Thierry Thuillier : Julian Bugier est le protégé de cet ancien responsable de la rédaction de la chaîne d’information en continu i>Télé (2008 à 2010), et désormais directeur général adjoint chargé des rédactions et des magazines d’information de France Télévisions. Depuis mars 2011, Thierry Thuillier est également membre du Comité Permanent de la Diversité.

Marc Cantarelli, qui l’embauche à Bloomberg TV à Londres. « En 2005, contre l’avis de son père, il suit son nouveau mentor à Paris, accompagné de quelques membres de la bande à Bloomberg. Parmi eux, sa future femme, Claire Fournier, de huit ans son aînée et aujourd’hui présentatrice sur i-Télé. Ils lancent alors BFM TV, chaîne de l’instant, à laquelle personne ne croit vraiment » (Libération 03/9/2015)

Ils ont dit

« J’aime beaucoup Julian, il a beaucoup de talent, mais nous ne sommes pas toujours d’accord, voilà tout. C’est aussi cela le pluralisme de l’info », Robert Ménard.

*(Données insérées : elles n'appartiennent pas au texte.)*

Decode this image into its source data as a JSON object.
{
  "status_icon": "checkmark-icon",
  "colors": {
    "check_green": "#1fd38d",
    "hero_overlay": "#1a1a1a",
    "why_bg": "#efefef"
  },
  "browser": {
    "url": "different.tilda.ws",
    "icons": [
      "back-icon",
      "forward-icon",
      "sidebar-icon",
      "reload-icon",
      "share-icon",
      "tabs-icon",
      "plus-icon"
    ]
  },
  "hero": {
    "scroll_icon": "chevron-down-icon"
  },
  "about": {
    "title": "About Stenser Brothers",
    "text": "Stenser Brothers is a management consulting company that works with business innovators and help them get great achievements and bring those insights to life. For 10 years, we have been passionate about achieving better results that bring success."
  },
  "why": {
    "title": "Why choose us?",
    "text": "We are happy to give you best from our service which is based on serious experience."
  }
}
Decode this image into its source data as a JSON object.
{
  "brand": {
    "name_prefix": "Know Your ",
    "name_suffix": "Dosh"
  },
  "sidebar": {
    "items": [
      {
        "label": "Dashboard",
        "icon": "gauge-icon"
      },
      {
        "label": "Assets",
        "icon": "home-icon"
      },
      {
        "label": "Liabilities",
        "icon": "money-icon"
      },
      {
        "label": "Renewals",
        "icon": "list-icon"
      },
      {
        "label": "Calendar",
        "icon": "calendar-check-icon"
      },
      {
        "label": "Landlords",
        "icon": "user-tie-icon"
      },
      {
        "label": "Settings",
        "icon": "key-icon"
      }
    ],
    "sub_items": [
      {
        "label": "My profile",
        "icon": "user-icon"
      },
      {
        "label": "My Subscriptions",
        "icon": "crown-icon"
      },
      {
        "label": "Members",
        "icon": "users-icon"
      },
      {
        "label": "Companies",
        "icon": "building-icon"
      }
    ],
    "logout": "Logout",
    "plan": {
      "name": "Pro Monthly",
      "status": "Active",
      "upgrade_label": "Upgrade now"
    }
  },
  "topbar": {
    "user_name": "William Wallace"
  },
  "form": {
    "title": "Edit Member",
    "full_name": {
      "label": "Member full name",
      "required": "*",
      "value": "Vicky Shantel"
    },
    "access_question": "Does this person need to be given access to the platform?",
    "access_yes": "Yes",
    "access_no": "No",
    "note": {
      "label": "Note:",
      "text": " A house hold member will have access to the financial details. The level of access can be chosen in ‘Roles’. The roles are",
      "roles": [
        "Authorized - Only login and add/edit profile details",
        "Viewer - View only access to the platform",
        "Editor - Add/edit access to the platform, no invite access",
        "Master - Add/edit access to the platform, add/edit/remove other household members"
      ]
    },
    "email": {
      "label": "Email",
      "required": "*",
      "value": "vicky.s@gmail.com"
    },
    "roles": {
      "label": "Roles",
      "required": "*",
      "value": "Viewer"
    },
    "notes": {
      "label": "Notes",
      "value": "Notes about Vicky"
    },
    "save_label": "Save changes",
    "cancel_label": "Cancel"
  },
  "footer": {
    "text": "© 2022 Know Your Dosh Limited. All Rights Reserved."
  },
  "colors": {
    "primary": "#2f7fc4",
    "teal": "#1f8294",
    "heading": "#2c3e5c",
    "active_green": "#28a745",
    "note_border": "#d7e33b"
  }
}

« Il incarne la toy-boyisation de l’info », Technikart, juin 2011

« entre deux coupures pub il pianote studieusement sur son clavier, prêt à débusquer le moindre hoquet phénoménal pour le transformer en breaking news », ibid.

« “C’était le poulain de Thierry Thuillier (ex-directeur de la rédaction) à i-Télé. C’est normal qu’il l’ait fait venir à France 2, mais c’est l’arnaque du siècle !”, s’insurge une ex-collaboratrice de Bugier. Elle poursuit : “Julian n’est pas meilleur qu’un autre journaliste de chaîne d’info en continu. Il a juste un physique avantageux. En plus, il a une très mauvaise gestion du direct. On ne peut pas dire qu’il soit très à l’aise à l’antenne. Franchement, le costume est un peu trop grand pour lui. Malheureusement, ce n’est pas le talent et les capacités qui font le succès.” », « Julian Bugier : Le nouveau poulain de France 2, descendu par ses ex-collègues » (Purepeople, 06/08/2011).